The last eight shows were made on a drastically reduced budget but are still a lot of fun, though not nearly as good as the first cartoons. In these later episodes Superman's enemies are now saboteurs and spies rather than the stuff of science fiction. They lack some of the pizzaz of the earlier ones but they are still quality cartoons.
While these shorts don't produce much suspense for modern audiences, you know that Supies will capture the villain and save poor Lois in the nick of time, they're still a great ride. Even 65 years after they were made the Fleischer Superman cartoons are as exciting and fun as they were when they were first released. These shorts are able to capture the sense of adventure and awe that is missing from many other versions of Superman, most notably the 1950's TV show. These are true animated classics.
All seventeen Fleischer Superman cartoons come on a single sided DVD in a standard keepcase.
These cartoons are in the public domain, and as such they've been released countless times on VHS, laser disc, and DVD. Some of the versions have been horribly bad with faded and blurry pictures and muffled sound. Being a huge fan of these cartoons I have two earlier releases; The Superman Cartoons of Max and Dave Fleischer that Image released and Bosko's Diamond Anniversary Edition entitled The Complete Superman Collection. Of the three, the Bosko version is the best, with high quality transfers mastered from 35 mm prints. Unfortunately this current VCI release is the worst of the three.
Still much better than the budget discs released by public domain companies,
this disc leaves a bit to be desired when compared to the other two DVDs
in my collection. The image is very soft and almost blurry in parts.
The lines are not solid and tight. The colors are bright but they
are not solid, with several different shades appearing in what should be
a single color. There's also movement in backgrounds that contain
a single color like sky scenes. The image itself is a bit too bright
also, with some fine details being lost.
On the positive side, the cartoons are clear and free from most print defects. They are generally easy on the eyes and not nearly as bad as some versions I've seen.
One last thing that should be noted is that the beginning of Terror on the Midway has been altered. The only surviving original 35mm print has a scratch down the middle of the image in the opening sequence; a slow pan across a circus scene. Instead of showing the scratch, VCI decided to present a series of still images that don't have the flaw in them. This changing of the creator's intent is a flaw that's more serious than the original marred frames.
The two channel mono soundtrack sounds fine. There isn't a lot of range and the track does crack a bit in some of the louder scenes, but this is a minor flaw. The dialog is easy to hear and, more importantly, they did not add any extra sound effects as some versions have.
This disc also has a war time parody of Superman done by Warner Brothers, Snafuperman. The video quality of this is significantly worse that the main cartoons, but it is watchable. In addition to that there's a trailer for the Superman Serial staring Kirk Alyn, which has seen better days, text bios of the stars and a series of "fun facts" about each cartoon.

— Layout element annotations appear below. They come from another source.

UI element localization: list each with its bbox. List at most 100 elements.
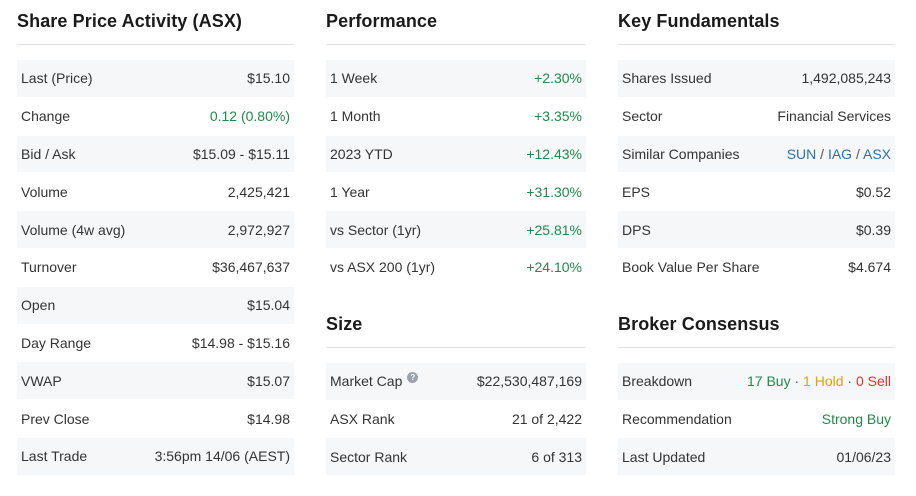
row-label: DPS bbox=[622, 221, 651, 238]
volume-value: 2,425,421 bbox=[227, 183, 290, 200]
table-row: Shares Issued 1,492,085,243 bbox=[618, 60, 895, 98]
perf-value: +3.35% bbox=[534, 108, 582, 125]
row-label: vs Sector (1yr) bbox=[330, 221, 422, 238]
similar-company-link[interactable]: ASX bbox=[862, 145, 891, 162]
day-range-value: $14.98 - $15.16 bbox=[191, 334, 290, 351]
volume-4w-value: 2,972,927 bbox=[227, 221, 290, 238]
table-row: Bid / Ask $15.09 - $15.11 bbox=[17, 135, 294, 174]
separator: / bbox=[820, 145, 825, 162]
table-row: vs Sector (1yr) +25.81% bbox=[326, 211, 586, 249]
similar-company-link[interactable]: IAG bbox=[827, 145, 853, 162]
row-label: Prev Close bbox=[21, 410, 90, 427]
table-row: VWAP $15.07 bbox=[17, 362, 294, 401]
row-label: Book Value Per Share bbox=[622, 259, 760, 276]
shares-issued-value: 1,492,085,243 bbox=[801, 70, 891, 87]
table-row: 2023 YTD +12.43% bbox=[326, 135, 586, 174]
fundamentals-table: Shares Issued 1,492,085,243 Sector Financi… bbox=[618, 60, 895, 287]
table-row: 1 Year +31.30% bbox=[326, 173, 586, 212]
table-row: 1 Month +3.35% bbox=[326, 98, 586, 136]
book-value-value: $4.674 bbox=[848, 259, 891, 276]
perf-value: +24.10% bbox=[526, 259, 582, 276]
table-row: Last Trade 3:56pm 14/06 (AEST) bbox=[17, 437, 294, 476]
dot-separator: · bbox=[847, 373, 853, 390]
table-row: vs ASX 200 (1yr) +24.10% bbox=[326, 249, 586, 287]
broker-title: Broker Consensus bbox=[618, 303, 895, 348]
row-label: 1 Month bbox=[330, 108, 381, 125]
prev-close-value: $14.98 bbox=[247, 410, 290, 427]
row-label: Bid / Ask bbox=[21, 145, 76, 162]
hold-count: 1 Hold bbox=[803, 373, 844, 390]
row-label: 1 Week bbox=[330, 70, 378, 87]
row-label: Volume bbox=[21, 183, 68, 200]
vwap-value: $15.07 bbox=[247, 372, 290, 389]
sector-value: Financial Services bbox=[777, 108, 891, 125]
recommendation-value: Strong Buy bbox=[821, 410, 891, 427]
table-row: Recommendation Strong Buy bbox=[618, 401, 895, 439]
row-label: VWAP bbox=[21, 372, 62, 389]
row-label: Breakdown bbox=[622, 373, 693, 390]
help-icon[interactable]: ? bbox=[407, 371, 419, 383]
performance-panel: Performance 1 Week +2.30% 1 Month +3.35% 2… bbox=[326, 0, 586, 477]
row-label: Similar Companies bbox=[622, 145, 740, 162]
fundamentals-panel: Key Fundamentals Shares Issued 1,492,085,… bbox=[618, 0, 895, 477]
separator: / bbox=[855, 145, 860, 162]
market-cap-value: $22,530,487,169 bbox=[476, 373, 582, 390]
table-row: Sector Financial Services bbox=[618, 98, 895, 136]
row-label: Turnover bbox=[21, 259, 77, 276]
table-row: Last Updated 01/06/23 bbox=[618, 438, 895, 477]
share-price-panel: Share Price Activity (ASX) Last (Price) $… bbox=[17, 0, 294, 476]
broker-table: Breakdown 17 Buy · 1 Hold · 0 Sell Recom… bbox=[618, 362, 895, 477]
table-row: DPS $0.39 bbox=[618, 211, 895, 249]
row-label: Last Trade bbox=[21, 448, 88, 465]
perf-value: +2.30% bbox=[534, 70, 582, 87]
table-row: Volume 2,425,421 bbox=[17, 173, 294, 212]
breakdown-value: 17 Buy · 1 Hold · 0 Sell bbox=[747, 373, 891, 389]
row-label: 1 Year bbox=[330, 183, 370, 200]
row-label: Shares Issued bbox=[622, 70, 712, 87]
row-label: EPS bbox=[622, 183, 651, 200]
fundamentals-title: Key Fundamentals bbox=[618, 0, 895, 45]
similar-companies-links: SUN / IAG / ASX bbox=[787, 146, 891, 162]
eps-value: $0.52 bbox=[855, 183, 891, 200]
sector-rank-value: 6 of 313 bbox=[531, 448, 582, 465]
sell-count: 0 Sell bbox=[855, 373, 891, 390]
similar-company-link[interactable]: SUN bbox=[786, 145, 817, 162]
bid-ask-value: $15.09 - $15.11 bbox=[192, 145, 290, 162]
row-label: Volume (4w avg) bbox=[21, 221, 126, 238]
open-value: $15.04 bbox=[247, 297, 290, 314]
last-trade-value: 3:56pm 14/06 (AEST) bbox=[154, 448, 290, 465]
row-label: Recommendation bbox=[622, 410, 732, 427]
asx-rank-value: 21 of 2,422 bbox=[511, 410, 582, 427]
table-row: Market Cap ? $22,530,487,169 bbox=[326, 362, 586, 401]
row-label: vs ASX 200 (1yr) bbox=[330, 259, 436, 276]
performance-title: Performance bbox=[326, 0, 586, 45]
row-label: Day Range bbox=[21, 334, 92, 351]
row-label: Last Updated bbox=[622, 448, 706, 465]
table-row: Prev Close $14.98 bbox=[17, 400, 294, 438]
table-row: Similar Companies SUN / IAG / ASX bbox=[618, 135, 895, 174]
table-row: Sector Rank 6 of 313 bbox=[326, 438, 586, 477]
perf-value: +31.30% bbox=[526, 183, 582, 200]
last-updated-link[interactable]: 01/06/23 bbox=[836, 448, 892, 465]
performance-table: 1 Week +2.30% 1 Month +3.35% 2023 YTD +12.4… bbox=[326, 60, 586, 287]
row-label: Open bbox=[21, 297, 56, 314]
table-row: 1 Week +2.30% bbox=[326, 60, 586, 98]
table-row: Breakdown 17 Buy · 1 Hold · 0 Sell bbox=[618, 362, 895, 401]
table-row: Book Value Per Share $4.674 bbox=[618, 249, 895, 287]
row-label: Last (Price) bbox=[21, 70, 93, 87]
change-value: 0.12 (0.80%) bbox=[209, 108, 290, 125]
turnover-value: $36,467,637 bbox=[212, 259, 290, 276]
buy-count: 17 Buy bbox=[747, 373, 791, 390]
perf-value: +12.43% bbox=[526, 145, 582, 162]
market-cap-label-wrap: Market Cap ? bbox=[330, 371, 419, 390]
table-row: Open $15.04 bbox=[17, 286, 294, 325]
row-label: Sector bbox=[622, 108, 663, 125]
share-price-title: Share Price Activity (ASX) bbox=[17, 0, 294, 45]
dps-value: $0.39 bbox=[855, 221, 891, 238]
table-row: Last (Price) $15.10 bbox=[17, 60, 294, 98]
row-label: ASX Rank bbox=[330, 410, 395, 427]
table-row: EPS $0.52 bbox=[618, 173, 895, 212]
row-label: Market Cap bbox=[330, 373, 403, 390]
table-row: Turnover $36,467,637 bbox=[17, 249, 294, 287]
dot-separator: · bbox=[794, 373, 800, 390]
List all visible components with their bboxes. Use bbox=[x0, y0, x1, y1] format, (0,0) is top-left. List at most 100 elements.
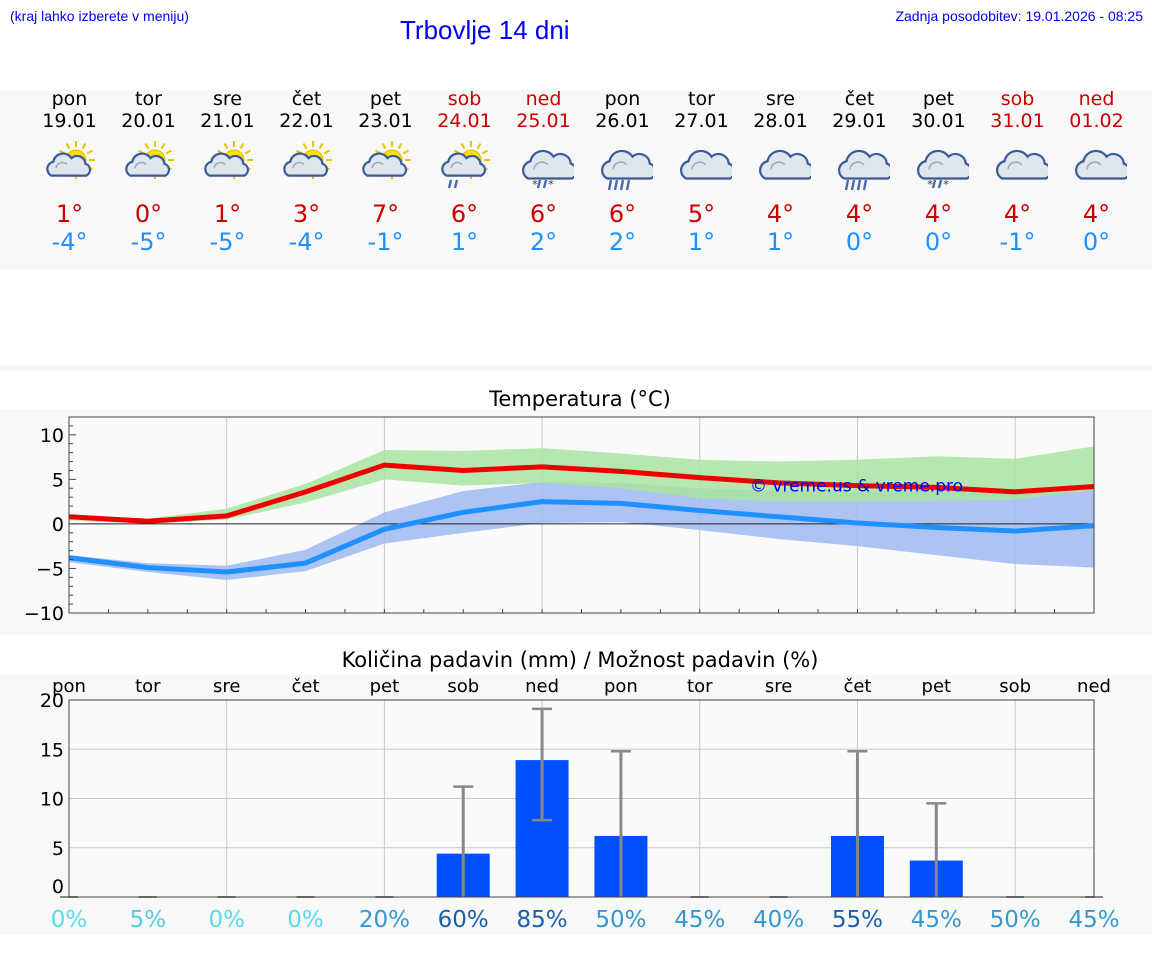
category-label: čet bbox=[292, 676, 320, 697]
forecast-day: čet 22.01 3° -4° bbox=[267, 88, 346, 256]
category-label: tor bbox=[135, 676, 161, 697]
min-temp: -4° bbox=[288, 228, 325, 256]
min-temp: -4° bbox=[51, 228, 88, 256]
max-temp: 3° bbox=[292, 200, 321, 228]
forecast-day: sre 21.01 1° -5° bbox=[188, 88, 267, 256]
day-date: 27.01 bbox=[674, 110, 729, 132]
category-label: čet bbox=[843, 676, 871, 697]
day-name: čet bbox=[291, 88, 322, 110]
forecast-day: sob 24.01 6° 1° bbox=[425, 88, 504, 256]
forecast-day: pon 26.01 6° 2° bbox=[583, 88, 662, 256]
day-name: sre bbox=[766, 88, 795, 110]
precip-probability: 45% bbox=[911, 907, 962, 933]
y-tick-label: 0 bbox=[52, 514, 64, 536]
max-temp: 6° bbox=[529, 200, 558, 228]
y-tick-label: 5 bbox=[52, 838, 64, 860]
max-temp: 4° bbox=[1003, 200, 1032, 228]
min-temp: 2° bbox=[529, 228, 558, 256]
y-tick-label: 15 bbox=[40, 739, 64, 761]
day-date: 01.02 bbox=[1069, 110, 1124, 132]
y-tick-label: −10 bbox=[24, 603, 64, 625]
day-name: pon bbox=[51, 88, 88, 110]
category-label: tor bbox=[687, 676, 713, 697]
category-label: ned bbox=[1077, 676, 1111, 697]
category-label: sob bbox=[447, 676, 479, 697]
day-date: 21.01 bbox=[200, 110, 255, 132]
day-date: 24.01 bbox=[437, 110, 492, 132]
max-temp: 4° bbox=[766, 200, 795, 228]
min-temp: -5° bbox=[209, 228, 246, 256]
category-label: sre bbox=[213, 676, 240, 697]
max-temp: 6° bbox=[608, 200, 637, 228]
cloud-heavy-rain-icon bbox=[600, 149, 653, 191]
min-temp: 1° bbox=[766, 228, 795, 256]
y-tick-label: 10 bbox=[40, 425, 64, 447]
svg-text:*: * bbox=[532, 178, 538, 191]
y-tick-label: 10 bbox=[40, 789, 64, 811]
forecast-day: ned 25.01 * * 6° 2° bbox=[504, 88, 583, 256]
y-tick-label: −5 bbox=[36, 558, 64, 580]
day-name: pet bbox=[369, 88, 402, 110]
min-temp: 0° bbox=[1082, 228, 1111, 256]
max-temp: 4° bbox=[924, 200, 953, 228]
y-tick-label: 5 bbox=[52, 469, 64, 491]
day-name: sob bbox=[447, 88, 482, 110]
y-tick-label: 0 bbox=[52, 876, 64, 898]
day-date: 30.01 bbox=[911, 110, 966, 132]
category-label: pon bbox=[604, 676, 638, 697]
separator bbox=[0, 365, 1152, 371]
last-updated: Zadnja posodobitev: 19.01.2026 - 08:25 bbox=[895, 8, 1143, 24]
day-date: 19.01 bbox=[42, 110, 97, 132]
forecast-day: pon 19.01 1° -4° bbox=[30, 88, 109, 256]
sun-cloud-icon bbox=[203, 141, 253, 179]
max-temp: 1° bbox=[55, 200, 84, 228]
precip-probability: 85% bbox=[517, 907, 568, 933]
forecast-day: tor 27.01 5° 1° bbox=[662, 88, 741, 256]
day-date: 26.01 bbox=[595, 110, 650, 132]
sun-cloud-icon bbox=[282, 141, 332, 179]
precip-probability: 50% bbox=[595, 907, 646, 933]
precip-probability: 45% bbox=[674, 907, 725, 933]
temperature-chart: 10 5 0 −5 −10 © vreme.us & vreme.pro bbox=[24, 416, 1095, 625]
precip-probability: 5% bbox=[130, 907, 167, 933]
forecast-strip-background bbox=[0, 90, 1152, 270]
precip-probability: 45% bbox=[1068, 907, 1119, 933]
forecast-day: pet 30.01 * * 4° 0° bbox=[899, 88, 978, 256]
sun-cloud-icon bbox=[361, 141, 411, 179]
day-name: sob bbox=[1000, 88, 1035, 110]
day-name: ned bbox=[1078, 88, 1115, 110]
day-date: 22.01 bbox=[279, 110, 334, 132]
precipitation-chart-title: Količina padavin (mm) / Možnost padavin … bbox=[341, 648, 819, 672]
day-name: pon bbox=[604, 88, 641, 110]
max-temp: 6° bbox=[450, 200, 479, 228]
min-temp: -1° bbox=[367, 228, 404, 256]
min-temp: 0° bbox=[924, 228, 953, 256]
location-hint-link[interactable]: (kraj lahko izberete v meniju) bbox=[10, 8, 189, 24]
forecast-day: čet 29.01 4° 0° bbox=[820, 88, 899, 256]
category-label: pet bbox=[922, 676, 952, 697]
forecast-day: tor 20.01 0° -5° bbox=[109, 88, 188, 256]
sun-cloud-icon bbox=[45, 141, 95, 179]
svg-text:*: * bbox=[548, 178, 554, 191]
max-temp-band bbox=[69, 446, 1094, 524]
temperature-chart-title: Temperatura (°C) bbox=[489, 387, 671, 411]
day-date: 28.01 bbox=[753, 110, 808, 132]
cloud-sleet-icon: * * bbox=[521, 149, 574, 191]
day-date: 29.01 bbox=[832, 110, 887, 132]
max-temp: 1° bbox=[213, 200, 242, 228]
min-temp: 1° bbox=[450, 228, 479, 256]
precipitation-chart: 20 15 10 5 0 pon tor sre čet pet sob ned pon tor sre če… bbox=[40, 676, 1120, 933]
cloud-icon bbox=[679, 149, 732, 180]
sun-cloud-rain-icon bbox=[440, 141, 490, 189]
svg-text:*: * bbox=[927, 178, 933, 191]
category-label: ned bbox=[525, 676, 559, 697]
day-name: tor bbox=[135, 88, 162, 110]
category-label: pon bbox=[52, 676, 86, 697]
min-temp: 1° bbox=[687, 228, 716, 256]
plot-frame bbox=[68, 699, 1095, 898]
svg-text:*: * bbox=[943, 178, 949, 191]
precip-probability: 60% bbox=[438, 907, 489, 933]
min-temp: 2° bbox=[608, 228, 637, 256]
forecast-day: pet 23.01 7° -1° bbox=[346, 88, 425, 256]
category-label: sre bbox=[765, 676, 792, 697]
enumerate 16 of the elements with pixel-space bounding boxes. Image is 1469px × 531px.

The most interesting bonus item is a 20-minute telephone interview with Joan Alexander who voiced Lois Lane in the cartoons as well as the radio show. Her reminiscing about the early days of radio are very interesting and well worth listening to. The audio is a bit rough, it has a slight metallic sound to it, but her voice is clear enough.
There is also a nice fold out insert with an essay about the cartoons.
These are a great set of cartoons, real classics that all animation
fans should make sure to see. The video quality is very good, but
not the best out there. The image is pretty soft and a bit too bright.
While better than the cheapie discs, the Bosko Diamond Anniversary Collection
(available for about the same price) looks significantly better.
The cartoons them selves are very highly recommended, while this particular
disc is worth renting for the bonus items.